Dive Brief:
- By a vote of 49-48, the U.S. Senate rescinded the Fair Pay and Safe Workplaces regulations for federal contractors, reports SHRM. President Donald Trump is expected to sign off on the Congressional Review Act, which House lawmakers have already approved.
- SHRM says that by passing the resolution, Republican lawmakers removed the blacklisting measure affecting many federal contractors. The measure required contractors to reveal in their initial job bids whether they had been charged with violations relating to 14 labor laws.
- Sen. Elizabeth Warren (D-MA), who defended the regulations, released a report stating that 20 federal contractors received half of the largest wage assessments in 2009. Of the largest 100 federal contractors, 66 were caught breaking federal labor laws, the statement said, and each of the top 10 federal contractors have been cited for violating labor laws.
Dive Insight:
By rescinding the Fair Pay and Safe Workplaces regulations, lawmakers removed some of the protections federal contractors’ workers received, such as guaranteed pay for work, fair pay for work, anti-discrimination laws and safety policies. The question is: Will Republican legislators continue rolling back protective labor laws?
More importantly, will the EEOC, OSHA, NLRB and other government agencies continue strongly enforcing protective labor rules?
Susan Schaecher, a Denver-based attorney, told SHRM that the Fair Pay and Safe Workplaces regulations would have created a publicly assessable repository of contractors’ violations, whether they were officially charged with an offense or exonerated. That said, states’ consumer protection agencies also collect and publicize much of this information on local businesses, so a repository isn’t a new concept.

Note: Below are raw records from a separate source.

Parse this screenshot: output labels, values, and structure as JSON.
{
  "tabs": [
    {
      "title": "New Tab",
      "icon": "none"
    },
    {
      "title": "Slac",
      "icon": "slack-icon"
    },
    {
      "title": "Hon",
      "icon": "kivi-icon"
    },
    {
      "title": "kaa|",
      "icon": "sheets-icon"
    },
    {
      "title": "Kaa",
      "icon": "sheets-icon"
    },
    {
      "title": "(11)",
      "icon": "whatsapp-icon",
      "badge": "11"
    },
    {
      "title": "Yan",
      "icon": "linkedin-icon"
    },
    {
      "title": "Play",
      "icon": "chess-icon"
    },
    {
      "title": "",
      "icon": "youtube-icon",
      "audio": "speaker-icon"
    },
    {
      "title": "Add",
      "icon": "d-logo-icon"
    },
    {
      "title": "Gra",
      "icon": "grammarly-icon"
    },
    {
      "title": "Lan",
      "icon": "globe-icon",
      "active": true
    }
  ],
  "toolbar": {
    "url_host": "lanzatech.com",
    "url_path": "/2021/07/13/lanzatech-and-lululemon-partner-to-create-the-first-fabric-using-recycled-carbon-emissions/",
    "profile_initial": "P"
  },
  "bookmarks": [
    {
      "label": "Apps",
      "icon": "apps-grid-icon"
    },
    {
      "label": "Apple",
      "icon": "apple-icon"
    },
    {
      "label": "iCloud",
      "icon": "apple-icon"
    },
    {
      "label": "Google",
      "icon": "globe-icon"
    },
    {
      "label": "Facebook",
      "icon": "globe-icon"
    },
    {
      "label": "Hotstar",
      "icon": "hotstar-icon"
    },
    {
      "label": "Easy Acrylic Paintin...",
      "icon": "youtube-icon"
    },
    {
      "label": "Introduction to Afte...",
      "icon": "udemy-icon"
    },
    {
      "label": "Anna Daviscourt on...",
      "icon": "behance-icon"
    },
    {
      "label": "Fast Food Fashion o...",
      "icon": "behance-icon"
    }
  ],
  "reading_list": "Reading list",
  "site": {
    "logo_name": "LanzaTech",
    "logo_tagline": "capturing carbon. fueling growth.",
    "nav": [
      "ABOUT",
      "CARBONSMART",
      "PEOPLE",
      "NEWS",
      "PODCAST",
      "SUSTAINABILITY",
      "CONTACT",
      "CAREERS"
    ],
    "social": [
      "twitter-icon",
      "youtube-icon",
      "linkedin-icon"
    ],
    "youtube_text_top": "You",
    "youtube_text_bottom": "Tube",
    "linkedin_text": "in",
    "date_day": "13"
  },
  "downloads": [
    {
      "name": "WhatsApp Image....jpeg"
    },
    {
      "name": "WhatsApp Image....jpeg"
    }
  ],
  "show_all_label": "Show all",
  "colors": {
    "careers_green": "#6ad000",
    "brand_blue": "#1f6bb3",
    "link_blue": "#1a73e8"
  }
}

Warren’s report reveals some sobering statistics. Employers, and federal contractors in particular, shouldn’t sigh in relief now that the regulations have been rescinded. The pro-business political climate is also a fight-back political climate.
Therefore, workers who feel cheated out of their pay, discriminated against or unsafe on the job might turn to the courts for relief. That could mean large payouts for contractors found liable.